Kronologi Lengkap Sampah TPST Bantargebang Longsor Menimbun Lima Truk dan Warung – Empat Orang Ditemukan Meninggal Dunia

Kronologi Lengkap Sampah TPST Bantargebang Longsor Menimbun Lima Truk dan Warung, Empat Orang Ditemukan Meninggal Dunia

Sebuah kejadian longsor gunungan sampah terjadi di Tempat Pengolahan Sampah Terpadu (TPST) Bantargebang, Bekasi, Jawa Barat, pada hari Minggu (8/3/2026). Menurut Kepala Pelaksana Badan Penanggulangan Bencana Daerah (BPBD) DKI Jakarta, Isnawa Adji, kejadian tersebut terjadi sekitar pukul 14.00 WIB. Saat itu, truk-truk sampah sedang menunggu antrean untuk membongkar muatan.

“Tiba-tiba terjadi longsor yang menimpa 5 unit truk sampah dan 1 warung di sekitar lokasi,” kata Isnawa dalam keterangan tertulis.

BPBD mencatat sekitar 10 orang diduga tertimbun oleh material sampah yang jatuh. Mereka terdiri dari lima warga dan lima sopir truk. Empat korban sudah ditemukan dalam kondisi meninggal dunia, yaitu Enda Widayanti (25), Sumine (60), Dedi Sutrisno sebagai sopir truk, serta Irwan Supriatain (42), yang juga merupakan sopir truk. Dua orang lainnya dilaporkan selamat, yaitu Jonan dan Risno, yang bekerja sebagai sopir truk sampah.

Dugaan penyebab longsor disebutkan oleh Isnawa sebagai hujan lebat dengan durasi lama yang mengguyur kawasan TPST Bantargebang.

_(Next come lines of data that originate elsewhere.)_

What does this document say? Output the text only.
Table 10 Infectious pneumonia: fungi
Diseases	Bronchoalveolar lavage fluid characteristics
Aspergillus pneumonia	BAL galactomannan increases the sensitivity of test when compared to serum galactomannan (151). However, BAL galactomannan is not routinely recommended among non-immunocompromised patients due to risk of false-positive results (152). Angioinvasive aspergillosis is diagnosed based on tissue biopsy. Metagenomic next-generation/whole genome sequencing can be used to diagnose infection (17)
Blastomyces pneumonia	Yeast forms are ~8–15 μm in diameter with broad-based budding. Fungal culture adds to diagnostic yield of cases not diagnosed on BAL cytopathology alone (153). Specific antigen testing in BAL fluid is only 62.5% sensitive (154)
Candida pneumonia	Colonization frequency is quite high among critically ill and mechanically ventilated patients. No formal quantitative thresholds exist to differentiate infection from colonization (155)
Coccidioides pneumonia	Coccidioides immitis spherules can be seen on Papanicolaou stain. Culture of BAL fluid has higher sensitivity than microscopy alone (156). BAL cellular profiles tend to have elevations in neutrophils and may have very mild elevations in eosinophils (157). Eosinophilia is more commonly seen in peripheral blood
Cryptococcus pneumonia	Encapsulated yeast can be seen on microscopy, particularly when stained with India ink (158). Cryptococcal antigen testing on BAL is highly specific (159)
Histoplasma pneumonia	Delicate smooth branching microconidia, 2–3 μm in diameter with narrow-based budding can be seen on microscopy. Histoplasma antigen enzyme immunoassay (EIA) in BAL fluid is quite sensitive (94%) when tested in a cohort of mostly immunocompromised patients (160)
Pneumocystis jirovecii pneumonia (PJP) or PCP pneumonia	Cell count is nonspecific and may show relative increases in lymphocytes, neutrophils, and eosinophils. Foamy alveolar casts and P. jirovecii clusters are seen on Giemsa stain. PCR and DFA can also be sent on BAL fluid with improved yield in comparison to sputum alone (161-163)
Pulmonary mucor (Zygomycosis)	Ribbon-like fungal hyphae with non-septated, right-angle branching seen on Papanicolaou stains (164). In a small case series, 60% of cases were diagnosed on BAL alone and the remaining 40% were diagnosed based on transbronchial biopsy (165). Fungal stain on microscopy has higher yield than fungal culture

Kepala Pelaksana BPBD DKI Jakarta menambahkan bahwa pemerintah provinsi langsung mengaktifkan operasi tanggap darurat setelah insiden maut ini terjadi.

Proses Evakuasi dan Tim SAR

Tim pencari korban gabungan terus bekerja di lokasi kejadian, dengan bantuan sekitar 20 unit ekskavator untuk mempercepat proses evakuasi. Sejumlah orang di area tersebut tidak sempat menyelamatkan diri, diduga tertimbun bersama truk yang sedang menunggu antrean.

Ads
RumahBerkat - Post

Pemerintah Kabupaten Pasaman Barat mengerahkan alat berat ekskavator untuk mempercepat pencarian empat korban yang masih hilang setelah empat hari kejadian. Sementara itu, operasi pencarian korban Longsor Cisarua di Bandung Barat memasuki hari kesembilan, dengan tim SAR gabungan berhasil mengevakuasi empat kantong jenazah baru, sehingga total korban mencapai 74 kantong.

Korban dan Area Terdampak

Longsor terjadi di Zona 4 TPST Bantargebang, yang berada di Desa Ciketing Udik, Kecamatan Bantargebang. Gunungan sampah di lokasi tersebut dilaporkan runtuh, menimbun sejumlah orang yang berada di sekitarnya. Basarnas DKI Jakarta menyatakan bahwa empat orang meninggal dunia akibat peristiwa longsor Jatinangor di Sumedang, memastikan seluruh korban telah ditemukan dan proses evakuasi selesai.

Dalam kejadian ini, tim SAR gabungan dari Polda Metro Jaya mengatakan bahwa pencarian intensif masih dilakukan karena dugaan adanya korban lain yang belum ditemukan. Insiden longsor sampah Bantargebang menewaskan tiga orang, termasuk pemilik warung dan sopir truk, dengan Basarnas masih mendata potensi korban yang mungkin tersisa.

Korban yang Ditemukan

Dari korban yang ditemukan, total jumlah meninggal dunia mencapai empat orang. Empat korban tersebut adalah Enda Widayanti, Sumine, Dedi Sutrisno, dan Irwan Supriatain. Sementara dua korban lainnya masih dalam pencarian, mereka adalah Jonan dan Risno, yang bekerja sebagai sopir truk sampah.

Ads
RumahBerkat - Post

Kepala Pelaksana BPBD DKI Jakarta menegaskan bahwa hujan lebat dan lama adalah faktor utama yang memicu longsor tersebut. Selain itu, kejadian ini menjadi sorotan karena berdampak pada fasilitas dan aktivitas di TPST Bantargebang, yang merupakan salah satu tempat pengolahan sampah terpadu di Jawa Barat.